Again, as per the appellate judge, “[c]redibility finding is entitled to great defence and should not be disturbed unless the trial judge has made a palpable error”, no error was found.


Whether the learned trial judge erred in holding that Constable Siran was not required to inquire about recent alcohol consumption


As a breath demand is a warrantless search, at trial “the onus was on the Crown to show that, on a balance of probabilities, the seizure was reasonable” and meet the criteria discussed in the Charter section. The appellate judge did not discuss in detail the merits of the search, as the question was more in relation to the procedural steps taken by the constables in conducting the roadside breath sample. Previous cases have shown that mouth alcohol contamination can contaminate an ASD test and that police officers should conduct a drinking history assessment with the accused to ensure they have not had alcohol in the 15 minutes prior to the ASD test. However in this case there was an 18-minute gap between the last possible alcohol consumption and the test and as such a drinking assessment was not necessary. The judge in Farley referred to several cases that used the same principles and in conclusion stated:


[i]n the case at bar, I agree with the trial judge that there was no credible evidence that would indicate that Mr. Farley had consumed alcohol within 15 minutes before the ASD test was administered. Even though Cst. Sriran had his doubts about the truth of the answers Mr. Farley provided at the roadside, Mr. Farley was adamant that he had not been drinking at all. It would be futile to require the officer to continue to ask questions for which he had already received a response.

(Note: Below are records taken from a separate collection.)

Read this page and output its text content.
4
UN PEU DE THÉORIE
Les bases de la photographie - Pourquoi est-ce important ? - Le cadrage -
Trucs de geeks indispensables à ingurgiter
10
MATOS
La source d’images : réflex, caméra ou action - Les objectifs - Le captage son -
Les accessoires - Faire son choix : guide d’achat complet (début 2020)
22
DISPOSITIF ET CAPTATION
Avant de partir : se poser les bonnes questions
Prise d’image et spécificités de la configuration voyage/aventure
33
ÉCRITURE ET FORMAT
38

After the analysis of the facts and the application of the law to the facts by the trial judge, the appellate judge did not commit a ‘palpable and overriding error,’ as such the appeal was dismissed.


Discussion


This paper has demonstrated the application of the Farrah test, which is used by appellate courts in Manitoba to determine if a trial judge erred in finding or not finding a Charter breach had occurred. This step is a four-step test, which does allow deference to the trial judge and their findings. Despite the defence given to the trial judge, this paper takes the stance that the Farrah test is rigorous and provides sufficient guidance to the courts to ensure a fair review of the trial judge’s decisions. The Farrah test ensures that the trial judge:

  • states the correct legal principles;

  • understands how the principles are to be applied;

  • analyzes the evidentiary foundation for which the judge rendered their decision; and

  • analyzes if the judge applied the legal principles correctly to the facts.

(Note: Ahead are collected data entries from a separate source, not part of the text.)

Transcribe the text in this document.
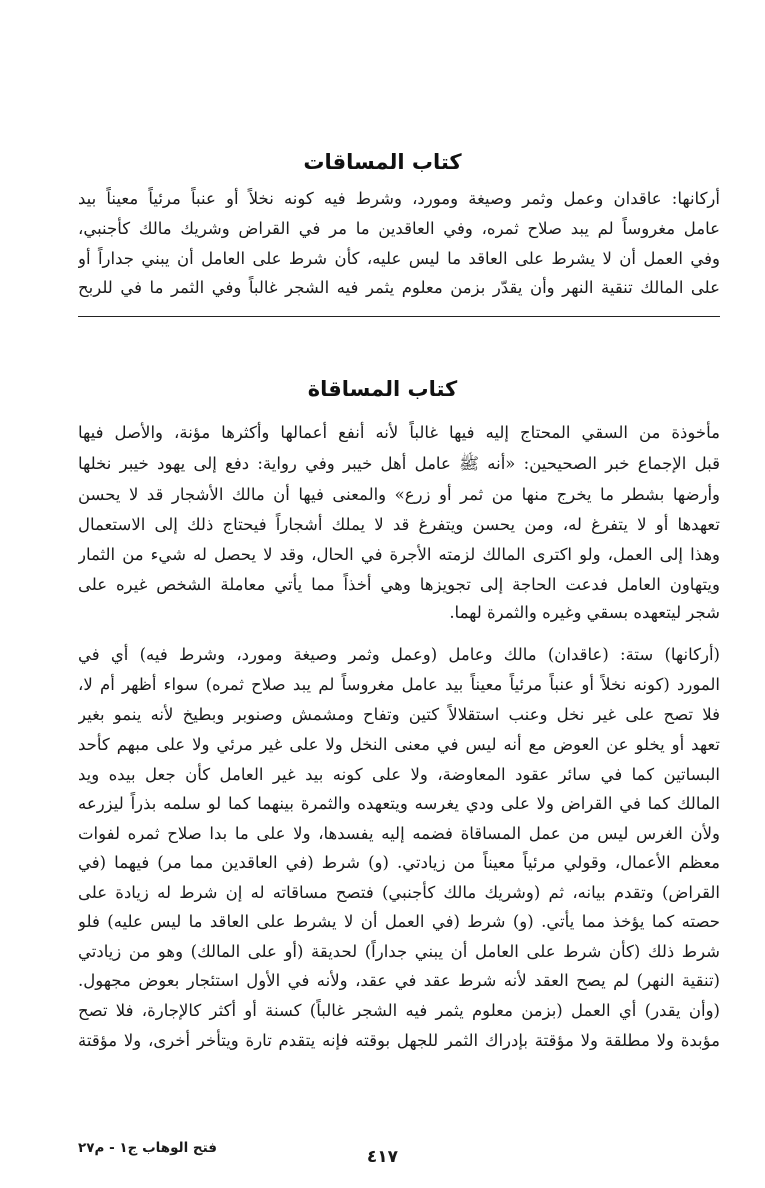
كتاب المساقات
أركانها: عاقدان وعمل وثمر وصيغة ومورد، وشرط فيه كونه نخلاً أو عنباً مرئياً معيناً بيد
عامل مغروساً لم يبد صلاح ثمره، وفي العاقدين ما مر في القراض وشريك مالك كأجنبي،
وفي العمل أن لا يشرط على العاقد ما ليس عليه، كأن شرط على العامل أن يبني جداراً أو
على المالك تنقية النهر وأن يقدّر بزمن معلوم يثمر فيه الشجر غالباً وفي الثمر ما في للربح
كتاب المساقاة
مأخوذة من السقي المحتاج إليه فيها غالباً لأنه أنفع أعمالها وأكثرها مؤنة، والأصل فيها
قبل الإجماع خبر الصحيحين: «أنه ﷺ عامل أهل خيبر وفي رواية: دفع إلى يهود خيبر نخلها
وأرضها بشطر ما يخرج منها من ثمر أو زرع» والمعنى فيها أن مالك الأشجار قد لا يحسن
تعهدها أو لا يتفرغ له، ومن يحسن ويتفرغ قد لا يملك أشجاراً فيحتاج ذلك إلى الاستعمال
وهذا إلى العمل، ولو اكترى المالك لزمته الأجرة في الحال، وقد لا يحصل له شيء من الثمار
ويتهاون العامل فدعت الحاجة إلى تجويزها وهي أخذاً مما يأتي معاملة الشخص غيره على
شجر ليتعهده بسقي وغيره والثمرة لهما.
(أركانها) ستة: (عاقدان) مالك وعامل (وعمل وثمر وصيغة ومورد، وشرط فيه) أي في
المورد (كونه نخلاً أو عنباً مرئياً معيناً بيد عامل مغروساً لم يبد صلاح ثمره) سواء أظهر أم لا،
فلا تصح على غير نخل وعنب استقلالاً كتين وتفاح ومشمش وصنوبر وبطيخ لأنه ينمو بغير
تعهد أو يخلو عن العوض مع أنه ليس في معنى النخل ولا على غير مرئي ولا على مبهم كأحد
البساتين كما في سائر عقود المعاوضة، ولا على كونه بيد غير العامل كأن جعل بيده ويد
المالك كما في القراض ولا على ودي يغرسه ويتعهده والثمرة بينهما كما لو سلمه بذراً ليزرعه
ولأن الغرس ليس من عمل المساقاة فضمه إليه يفسدها، ولا على ما بدا صلاح ثمره لفوات
معظم الأعمال، وقولي مرئياً معيناً من زيادتي. (و) شرط (في العاقدين مما مر) فيهما (في
القراض) وتقدم بيانه، ثم (وشريك مالك كأجنبي) فتصح مساقاته له إن شرط له زيادة على
حصته كما يؤخذ مما يأتي. (و) شرط (في العمل أن لا يشرط على العاقد ما ليس عليه) فلو
شرط ذلك (كأن شرط على العامل أن يبني جداراً) لحديقة (أو على المالك) وهو من زيادتي
(تنقية النهر) لم يصح العقد لأنه شرط عقد في عقد، ولأنه في الأول استئجار بعوض مجهول.
(وأن يقدر) أي العمل (بزمن معلوم يثمر فيه الشجر غالباً) كسنة أو أكثر كالإجارة، فلا تصح
مؤبدة ولا مطلقة ولا مؤقتة بإدراك الثمر للجهل بوقته فإنه يتقدم تارة ويتأخر أخرى، ولا مؤقتة
فتح الوهاب ج١ - م٢٧	٤١٧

Although the judge does not go into detail about their application of the test, it is the one utilized to arrive at their conclusion. This test provides appellate courts significant depth in analyzing a trial judge’s decision and allows for an accurate and thorough analysis to ensure there was no error. The Farrah test is an important legal test, as it allows appellants to be certain that the courts take the review of trial judge’s decisions relating to Charter breaches seriously and ensures that the rights of Canadians as entrenched in the Charter are respected and no potential breaches are missed.